See if you can get the series on DVD.
I will definitely look that series up – it will be like old times with Joe Don!
It’s $25.83 on Amazon! – 8 copies left, excellent reviews. A friend of mine used to have Edge of Darkness parties to watch it when on television here.
OK, I’m in!! Amazon, here I come.
How awesome that you literally scrapbooked EVERYTHING from the trip! I wish I had done that with trips of yore.
I always have guinness on hand for chili and i’m sure it’s fabulous in stew as well!
Yes, I was a pre-teen scrapbooking fiend! Imagine if digital cameras had been around then…maybe it’s better that they weren’t!

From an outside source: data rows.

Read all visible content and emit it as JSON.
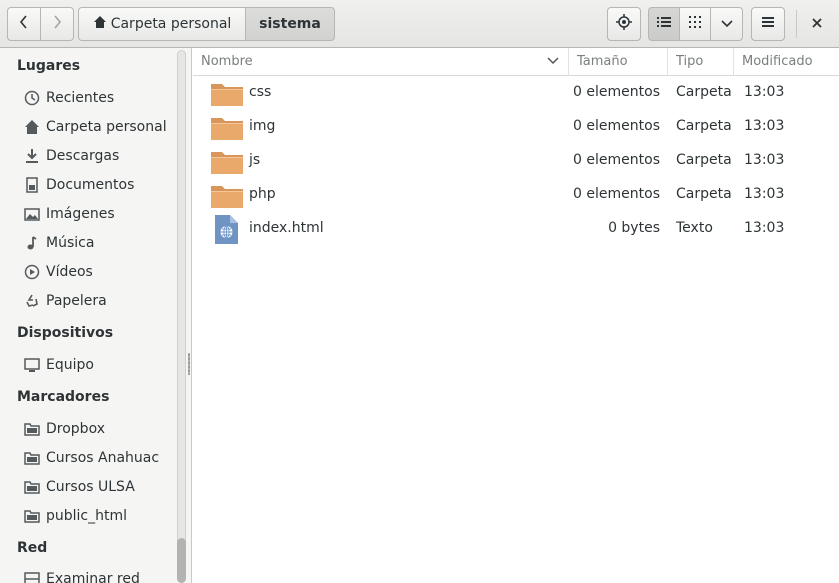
{
  "header": {
    "breadcrumbs": [
      "Carpeta personal",
      "sistema"
    ],
    "icons": {
      "back": "chevron-left-icon",
      "forward": "chevron-right-icon",
      "home": "home-icon",
      "location": "location-target-icon",
      "list_view": "list-view-icon",
      "grid_view": "grid-view-icon",
      "view_options": "chevron-down-icon",
      "menu": "hamburger-menu-icon",
      "close": "close-icon"
    }
  },
  "sidebar": {
    "sections": [
      {
        "title": "Lugares",
        "items": [
          {
            "label": "Recientes",
            "icon": "clock-icon"
          },
          {
            "label": "Carpeta personal",
            "icon": "home-icon"
          },
          {
            "label": "Descargas",
            "icon": "download-icon"
          },
          {
            "label": "Documentos",
            "icon": "document-icon"
          },
          {
            "label": "Imágenes",
            "icon": "image-icon"
          },
          {
            "label": "Música",
            "icon": "music-icon"
          },
          {
            "label": "Vídeos",
            "icon": "video-icon"
          },
          {
            "label": "Papelera",
            "icon": "trash-icon"
          }
        ]
      },
      {
        "title": "Dispositivos",
        "items": [
          {
            "label": "Equipo",
            "icon": "computer-icon"
          }
        ]
      },
      {
        "title": "Marcadores",
        "items": [
          {
            "label": "Dropbox",
            "icon": "folder-icon"
          },
          {
            "label": "Cursos Anahuac",
            "icon": "folder-icon"
          },
          {
            "label": "Cursos ULSA",
            "icon": "folder-icon"
          },
          {
            "label": "public_html",
            "icon": "folder-icon"
          }
        ]
      },
      {
        "title": "Red",
        "items": [
          {
            "label": "Examinar red",
            "icon": "network-icon"
          }
        ]
      }
    ]
  },
  "list": {
    "columns": [
      "Nombre",
      "Tamaño",
      "Tipo",
      "Modificado"
    ],
    "rows": [
      {
        "name": "css",
        "size": "0 elementos",
        "type": "Carpeta",
        "modified": "13:03",
        "icon": "folder-icon"
      },
      {
        "name": "img",
        "size": "0 elementos",
        "type": "Carpeta",
        "modified": "13:03",
        "icon": "folder-icon"
      },
      {
        "name": "js",
        "size": "0 elementos",
        "type": "Carpeta",
        "modified": "13:03",
        "icon": "folder-icon"
      },
      {
        "name": "php",
        "size": "0 elementos",
        "type": "Carpeta",
        "modified": "13:03",
        "icon": "folder-icon"
      },
      {
        "name": "index.html",
        "size": "0 bytes",
        "type": "Texto",
        "modified": "13:03",
        "icon": "html-file-icon"
      }
    ]
  },
  "colors": {
    "folder": "#e9a96b",
    "html_file": "#6f94c4",
    "selected_button": "#d2d2d0"
  }
}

This looks awesome! Love Irish Beef Stew – esp with a few splashes of Guinness! Happy SPD!!
Right back at you!
Just to be certain, as you don’t mention browning the beef, I’m assuming that’s what you meant. Straight into the liquid, right? (Hope so – I dislike browning.) It looks fabulous.
Yep, straight into the liquid! Some of the liquid will cook off leaving part of the meat exposed and you will get a nice brown surface with no browning. Yay!
Hi Kate,
I made this stew this weekend and It was great! I ended up serving it with buttered Egg noodles because I had a crowd eating it and wanted it to stretch a little further. Even better the next day!
I actually served mine over polenta yesterday – not very authentically Irish, but boy was it good! Noodles sound pretty wonderful too.
Made this beef stew yesterday and it was really good – I used a little more Guinness (the whole can). But we really enjoyed it – thanks !
I like to use the crock pot, especially with stews! (We work late so time is of the essence!) can this recipe be adapted to cook in the crock pot!
I think you would need to brown the beef first, and I would cut the liquid in half since the crock pot is covered – it won’t evaporate and reduce the way it does in the oven. If you try it this way will you let us know how it turns out? I love my crock pot too.
Am I the only on that was shocked an appalled to find a rock in the can of Guinness??? LOL! I called my BF to complain, and she laughed at me. Who knew it was supposed to be there??? Why??? And is it a chip of the Blarney Stone, do you thInk?
Serving this over polenta sounds excellent. I did a bunch of parslied potatoes, ’cause I lurfs them.
(With all those smilies, you’d think I drank the Guinness. But I didn’t.) Resisted that last smiley.
The rock in the can always catches me off guard too! Those tricky Irish.
This was so much better than regular stew; I will never make it the old way again. The meat nicely caramelized in the oven, with the sugar and guiness, and the only change I made was to add some parsnips and turnips along with the potatoes and carrots. I was tempted to add the beer all at once at the beginning, but it really adds flavor when you add it in the end.
Thank you once again for a game changing recipe!
Isn’t it the best? Thanks so much – this is one of our faves too – St Patrick’s Day and all year round.
I’m excited to try this! I was in Ireland last year and loved the food. I also have to tell you that I think that is the same man still helping people kiss the Blarney Stone. I compared my picture to yours and he’s aged, but the nose is the same. Thought that was pretty cool to think about how many people he’s met!! Thanks for bringing a little of Ireland to my family’s table!!
I love that! What a one in a million job to have, right?